薬指の標本のあらすじ・作品解説
薬指の標本は小川洋子の短編で、新潮社より1994年に単行本として、1998年には文庫本で出版されている(短編・六角形の小部屋を併録)。 清涼飲料水の工場ではたらいていた主人公のわたしは事故で薬指を失ってしまう。工場を辞め、人々が思い出の品を持ち込む標本室での仕事を得たわたしは標本室の技師から靴をプレゼントされる。やがて、わたしの足にぴったりの靴をはき続けているうちに奇妙な感覚にとらわれはじめる。 わたしと標本技師のひそやかな愛と恍惚を描いたこの小説は、フランス人の女性監督ディアーヌ・ベルトランの手で2005年に映画化されている。仏題はL'Annulaireである(日本では2006年公開)。 映画では、主人公のわたしはイリスとなっていて、主演は後に007でボンドガールも務めた、フレンチ・ロリータと称されていたスーパーモデルのオルガ・キュリレンコである。原作にない設定が付け加えられているものの、ほぼ原作に忠実なつくりの映画となっている。
薬指の標本の評価
薬指の標本の感想
ホラーチックな恋愛小説
ぐいぐいと引き込まれる文章力淡々とした文章なのに、どんどんと読み進むことのできる作品です。引き込まれる文章力は、作者である小川洋子さんの力量だと思いました。その文章は、なめらかな文章ではなく、過去系を連続で使っている部分が多いので、今起きているという実感ではなく、まるで夢の中に引き込まれる感じです。本来ならば、淡々とした文章なので退屈さを感じさせるはずなのに、その世界の内側まで手を引いて連れて行かれるという感じです。「薬指の標本」では、主人公が最後まで自分の感情におぼれる事無く、男を愛し続ける女性の話。薬指が欠けてしまった主人公は、その時に心の中にある何かが、欠けてしまったんだと思う。たぶん痛い、怖い、悔しいという感情だと思う。

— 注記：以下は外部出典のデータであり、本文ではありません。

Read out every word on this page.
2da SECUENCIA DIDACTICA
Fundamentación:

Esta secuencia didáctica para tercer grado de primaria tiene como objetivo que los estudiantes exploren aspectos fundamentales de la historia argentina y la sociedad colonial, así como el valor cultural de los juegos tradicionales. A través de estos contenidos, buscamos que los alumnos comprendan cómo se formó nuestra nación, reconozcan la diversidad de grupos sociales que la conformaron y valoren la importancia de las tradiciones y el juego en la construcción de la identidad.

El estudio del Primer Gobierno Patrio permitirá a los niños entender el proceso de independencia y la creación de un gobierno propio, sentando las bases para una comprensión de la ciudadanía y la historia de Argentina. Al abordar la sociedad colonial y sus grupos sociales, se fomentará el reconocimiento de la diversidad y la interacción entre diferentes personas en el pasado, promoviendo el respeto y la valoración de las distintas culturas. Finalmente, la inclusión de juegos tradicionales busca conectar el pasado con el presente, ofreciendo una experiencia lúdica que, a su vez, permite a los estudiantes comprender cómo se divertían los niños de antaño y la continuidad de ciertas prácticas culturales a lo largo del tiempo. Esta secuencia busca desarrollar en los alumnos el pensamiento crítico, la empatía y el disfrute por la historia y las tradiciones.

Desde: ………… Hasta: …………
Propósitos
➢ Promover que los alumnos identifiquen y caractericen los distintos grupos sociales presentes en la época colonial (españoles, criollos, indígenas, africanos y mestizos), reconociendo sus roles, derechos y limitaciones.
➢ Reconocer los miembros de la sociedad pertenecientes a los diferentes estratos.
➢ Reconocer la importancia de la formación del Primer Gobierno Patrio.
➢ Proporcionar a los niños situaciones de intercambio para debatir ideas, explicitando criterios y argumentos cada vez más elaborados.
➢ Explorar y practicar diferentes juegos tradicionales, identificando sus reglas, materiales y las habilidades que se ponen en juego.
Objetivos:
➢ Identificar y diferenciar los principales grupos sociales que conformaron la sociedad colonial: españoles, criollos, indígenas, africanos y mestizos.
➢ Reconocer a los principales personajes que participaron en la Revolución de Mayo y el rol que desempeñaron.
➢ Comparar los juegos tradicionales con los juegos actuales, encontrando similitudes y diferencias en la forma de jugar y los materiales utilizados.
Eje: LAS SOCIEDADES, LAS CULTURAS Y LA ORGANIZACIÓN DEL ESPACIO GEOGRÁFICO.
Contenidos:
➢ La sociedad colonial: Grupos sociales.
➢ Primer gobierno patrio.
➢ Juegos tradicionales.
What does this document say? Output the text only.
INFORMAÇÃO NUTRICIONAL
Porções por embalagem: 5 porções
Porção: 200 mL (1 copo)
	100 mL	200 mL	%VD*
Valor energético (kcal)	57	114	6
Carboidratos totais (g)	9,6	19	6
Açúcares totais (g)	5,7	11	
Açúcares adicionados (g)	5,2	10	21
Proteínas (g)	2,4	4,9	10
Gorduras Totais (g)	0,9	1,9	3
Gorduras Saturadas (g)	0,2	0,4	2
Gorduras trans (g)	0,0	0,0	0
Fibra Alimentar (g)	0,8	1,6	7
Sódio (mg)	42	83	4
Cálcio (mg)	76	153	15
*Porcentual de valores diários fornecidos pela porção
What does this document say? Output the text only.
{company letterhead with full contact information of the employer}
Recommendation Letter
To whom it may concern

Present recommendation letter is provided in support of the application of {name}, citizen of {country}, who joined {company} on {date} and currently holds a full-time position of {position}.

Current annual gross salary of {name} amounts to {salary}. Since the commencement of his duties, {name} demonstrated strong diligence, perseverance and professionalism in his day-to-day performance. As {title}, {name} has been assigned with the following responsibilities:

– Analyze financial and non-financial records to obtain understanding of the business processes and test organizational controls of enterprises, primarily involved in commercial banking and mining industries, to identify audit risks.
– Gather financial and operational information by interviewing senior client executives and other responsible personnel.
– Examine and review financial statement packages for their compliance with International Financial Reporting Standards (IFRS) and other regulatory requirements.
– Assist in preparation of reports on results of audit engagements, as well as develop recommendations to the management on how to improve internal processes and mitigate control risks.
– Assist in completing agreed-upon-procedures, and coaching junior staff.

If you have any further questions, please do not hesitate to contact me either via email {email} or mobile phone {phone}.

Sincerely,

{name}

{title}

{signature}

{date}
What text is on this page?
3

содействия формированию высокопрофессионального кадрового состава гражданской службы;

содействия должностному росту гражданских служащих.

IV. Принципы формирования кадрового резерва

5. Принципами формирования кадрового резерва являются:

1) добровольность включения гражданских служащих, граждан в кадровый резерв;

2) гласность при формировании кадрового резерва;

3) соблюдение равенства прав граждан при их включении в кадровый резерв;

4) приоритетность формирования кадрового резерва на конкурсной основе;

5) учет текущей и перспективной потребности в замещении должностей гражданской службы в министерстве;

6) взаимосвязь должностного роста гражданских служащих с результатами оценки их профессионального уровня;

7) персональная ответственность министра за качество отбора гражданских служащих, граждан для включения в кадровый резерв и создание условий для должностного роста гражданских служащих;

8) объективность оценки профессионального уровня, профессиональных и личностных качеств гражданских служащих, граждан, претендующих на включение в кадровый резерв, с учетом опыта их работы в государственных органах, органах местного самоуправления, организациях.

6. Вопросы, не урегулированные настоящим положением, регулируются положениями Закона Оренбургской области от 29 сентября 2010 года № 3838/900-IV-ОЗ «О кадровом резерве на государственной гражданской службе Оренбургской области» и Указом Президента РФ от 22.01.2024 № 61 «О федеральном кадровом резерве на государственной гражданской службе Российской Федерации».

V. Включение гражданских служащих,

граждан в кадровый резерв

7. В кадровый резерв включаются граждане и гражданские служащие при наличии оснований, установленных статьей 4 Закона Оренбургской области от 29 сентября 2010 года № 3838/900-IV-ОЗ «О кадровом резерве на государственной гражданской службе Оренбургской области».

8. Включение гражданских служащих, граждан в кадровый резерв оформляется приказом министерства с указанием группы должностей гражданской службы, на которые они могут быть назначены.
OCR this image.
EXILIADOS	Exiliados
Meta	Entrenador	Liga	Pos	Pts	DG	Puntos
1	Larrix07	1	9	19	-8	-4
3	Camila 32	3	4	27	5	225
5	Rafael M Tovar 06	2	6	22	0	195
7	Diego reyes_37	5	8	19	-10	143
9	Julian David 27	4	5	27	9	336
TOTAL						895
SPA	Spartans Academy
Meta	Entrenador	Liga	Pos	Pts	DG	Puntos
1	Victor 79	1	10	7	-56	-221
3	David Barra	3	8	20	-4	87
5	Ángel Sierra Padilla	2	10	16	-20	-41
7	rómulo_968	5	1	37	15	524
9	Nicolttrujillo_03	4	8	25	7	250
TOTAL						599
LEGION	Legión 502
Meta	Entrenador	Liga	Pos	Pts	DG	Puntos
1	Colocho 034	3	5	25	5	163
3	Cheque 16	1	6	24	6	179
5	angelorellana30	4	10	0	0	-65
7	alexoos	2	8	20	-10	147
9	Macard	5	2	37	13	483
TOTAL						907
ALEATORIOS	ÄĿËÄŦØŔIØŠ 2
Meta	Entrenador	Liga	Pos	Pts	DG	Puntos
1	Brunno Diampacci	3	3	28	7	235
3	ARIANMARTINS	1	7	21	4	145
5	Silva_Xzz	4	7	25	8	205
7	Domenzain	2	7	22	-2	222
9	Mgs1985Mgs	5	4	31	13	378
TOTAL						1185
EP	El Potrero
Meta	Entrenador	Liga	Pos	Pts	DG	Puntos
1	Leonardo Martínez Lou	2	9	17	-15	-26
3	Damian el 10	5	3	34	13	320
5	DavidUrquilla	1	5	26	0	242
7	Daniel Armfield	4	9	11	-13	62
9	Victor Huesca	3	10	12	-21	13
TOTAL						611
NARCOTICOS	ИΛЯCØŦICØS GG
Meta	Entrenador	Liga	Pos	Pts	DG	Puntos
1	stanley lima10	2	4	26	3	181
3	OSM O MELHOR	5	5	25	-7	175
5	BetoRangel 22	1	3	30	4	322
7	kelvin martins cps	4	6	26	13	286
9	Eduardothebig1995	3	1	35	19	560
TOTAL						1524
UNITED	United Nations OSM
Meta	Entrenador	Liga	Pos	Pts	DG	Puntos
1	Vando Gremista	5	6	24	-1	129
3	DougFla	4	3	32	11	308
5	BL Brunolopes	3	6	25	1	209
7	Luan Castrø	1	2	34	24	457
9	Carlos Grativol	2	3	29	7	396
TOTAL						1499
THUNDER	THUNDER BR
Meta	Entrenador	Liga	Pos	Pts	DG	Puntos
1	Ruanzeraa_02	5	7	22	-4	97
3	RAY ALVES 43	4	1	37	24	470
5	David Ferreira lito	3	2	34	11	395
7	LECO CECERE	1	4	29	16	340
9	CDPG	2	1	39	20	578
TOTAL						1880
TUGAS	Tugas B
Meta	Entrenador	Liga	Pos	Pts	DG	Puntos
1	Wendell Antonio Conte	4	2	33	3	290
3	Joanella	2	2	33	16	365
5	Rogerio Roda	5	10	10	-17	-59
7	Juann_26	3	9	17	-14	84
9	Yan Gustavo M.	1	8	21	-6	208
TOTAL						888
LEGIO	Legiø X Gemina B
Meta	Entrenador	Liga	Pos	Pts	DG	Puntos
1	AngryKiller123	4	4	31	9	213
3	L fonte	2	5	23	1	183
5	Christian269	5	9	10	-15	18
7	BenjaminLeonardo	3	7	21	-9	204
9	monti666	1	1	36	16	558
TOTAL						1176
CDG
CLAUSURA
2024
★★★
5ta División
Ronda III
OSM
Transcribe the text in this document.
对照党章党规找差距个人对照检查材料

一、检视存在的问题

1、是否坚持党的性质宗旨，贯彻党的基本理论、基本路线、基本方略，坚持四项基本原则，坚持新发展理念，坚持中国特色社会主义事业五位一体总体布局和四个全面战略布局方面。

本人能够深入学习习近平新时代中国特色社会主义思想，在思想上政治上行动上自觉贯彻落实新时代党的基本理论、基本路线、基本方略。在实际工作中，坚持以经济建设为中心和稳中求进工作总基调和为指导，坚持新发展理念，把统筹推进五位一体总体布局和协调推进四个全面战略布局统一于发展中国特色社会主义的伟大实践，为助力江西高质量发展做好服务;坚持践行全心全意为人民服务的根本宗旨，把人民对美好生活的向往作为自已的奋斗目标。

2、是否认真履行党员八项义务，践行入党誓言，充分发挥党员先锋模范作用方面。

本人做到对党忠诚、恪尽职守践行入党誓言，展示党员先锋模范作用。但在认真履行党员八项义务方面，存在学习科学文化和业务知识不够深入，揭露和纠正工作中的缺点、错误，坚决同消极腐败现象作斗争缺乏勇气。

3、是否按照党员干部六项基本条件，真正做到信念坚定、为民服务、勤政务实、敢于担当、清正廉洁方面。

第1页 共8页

感情を無くしてしまった彼女は、理性が光って魅力的な所もあるけれど、標本になることを拒まなかった愛は、やっぱり異常で気持ちが悪い。 和文タイプの字を拾う場面が印象...この感想を読む
独特の静けさ
小川洋子作品によく見られる、ダークなファンタジーというか。ただの怪談めいたこわい話とはまた違う、静かでおだやかなおそろしさが存在している。様々な人々が様々な思い出の品を持ち込み、標本にしてもらうという、標本室で働いている主人公。彼女はサイダーの製造係として働いていた頃、ベルトコンベヤーに挟まれて薬指を怪我してしまう。欠けてしまった薬指。その描写がすごい。サイダーの中にまぎれこむその様子が容易に想像できてしまう。そして弟子丸氏との関係が。流れとして、最後はそういうことになるんだろうな、と思ってはいたものの、不穏な雰囲気に圧倒されたような感。こんな雰囲気が生み出せる筆力が本当にすごいなと思った。
不思議な恋愛
『博士の愛した数式』の著者、小川洋子先生の短編2本の本です。書名にもある『薬指の標本』。人々の思い出であれば何でも保存してくれる『標本室』で働く主人公と標本士の弟子丸氏との不思議な恋愛の話です。標本室に来る前、主人公の彼女はサイダー工場で薬指の一部を欠けさせてしまう事故に巻き込まれてしまいました。それから彼女はサイダー工場を辞め、標本室で働くことになるのですが色々な思い出と出会うことになります。楽譜の音、鳥の骨、火傷の傷跡。火事のあとに生えたきのこなど。弟子丸氏にかかれば標本にできないものはないです。彼と彼女の間には奇妙で密やかな関係と愛が育まれていきます。身体の一部を欠けさせた彼女の願い。そしてそれが叶った時の空想。透明感あふれる文章で引き込まれるように読むことが出来ました。